Cecelia seems to be enjoying herself well enough, but now that he has made it into her bed, he’s less excited than he planned to be. He’s only, say, 80 percent excited and, given the effort of wooing her over the last few weeks, he had planned to be 110 percent excited. Her body, which had practically made him come the first time he saw her, now seems more like a geographical task—he has to make his way from mouth to shoulders, to neck, to tits (nice tits—he hasn’t lost his esthetic sense), to waist, to pubic hair, to labia, etc.

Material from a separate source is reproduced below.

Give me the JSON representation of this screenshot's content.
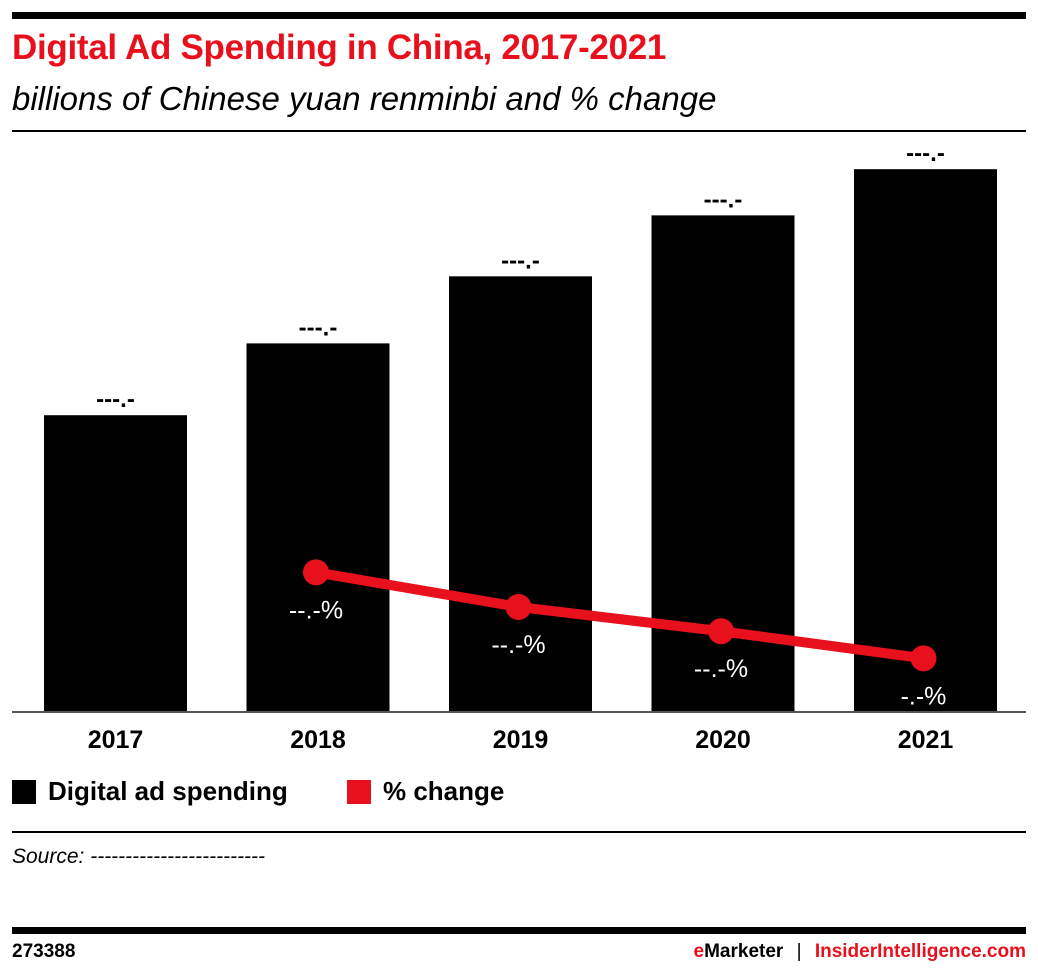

Those Latin American and Eastern European novelists aren’t any help here. They live inside the mansion of female desire as if it is their right. Their own desire is a nice healthy dog on a string, ready to eat, fuck, fetch, piss on the bushes. Clearly Tim’s desire is unreliable compared to that, and he hardly lives in a mansion of female desire. Cecelia, whose fault all of this must be, has made this simple act such a big deal that it’s simultaneously demeaning and frightening. If she’d just let him fuck her when he wanted to fuck her, the way women in Eastern Europe and South America did—
But it is a mistake both moral and practical to stray into that sort of bad thinking. He likes Cecelia, he really does, as much as he likes anyone these days. She has virtues and charms where other people don’t even have qualities. The fact is, he is happy to be with Cecelia right now. He just would prefer being somewhere else with her. She
opens her eyes and looks at him. He brushes her hair out of her face and smiles at her with honest affection. She says, “Tim?”
He resumes thrusting.
E
VEN THOUGH
it’s after midnight, and Mrs. Walker and her companion, Mrs. Lake (they know each other as “Loraine” and “Martha,” of course, but everyone else they see, day in day out, from Loraine’s coworkers to Martha’s fifth graders, calls them “Mrs.”), are wide awake.
Martha says, “So the twin is getting married? Unbelievable.”
“Mark my words it won’t happen. She’ll call it off.”
“Who is it?”
“Marly Hellmich. She works in the kitchen over at the Union. The father used to work in the machine shop until they fired him for drinking on the job. The mother was a nice woman. Of course she set herself to be long-suffering, just like it was a degree you could get.”
“Dead?”
“Liver cancer.”
“How did you know her?”
“How do I know anybody? I just did. She was around, I was around.”
“What does Ivar think?”
“He was surprised, but he’s so bound up in this other stuff that he hasn’t reacted very strongly. I say good riddance. They’ve been twins long enough.” Martha reaches over and touches Loraine’s bare breast affectionately, and Loraine’s gaze lingers over Martha’s similarly bare breasts—similarly bare and similar breasts—they have come to look a lot alike over the years. Loraine loves the thin, stretched feeling of the skin of Martha’s breasts, especially underneath. It is the most delicate tissue—living, pale, warm, as smooth as the way water looks pillowing over a rock in a stream. She smiles, thinking that the next day is Sunday and they can stay up all night if they wish.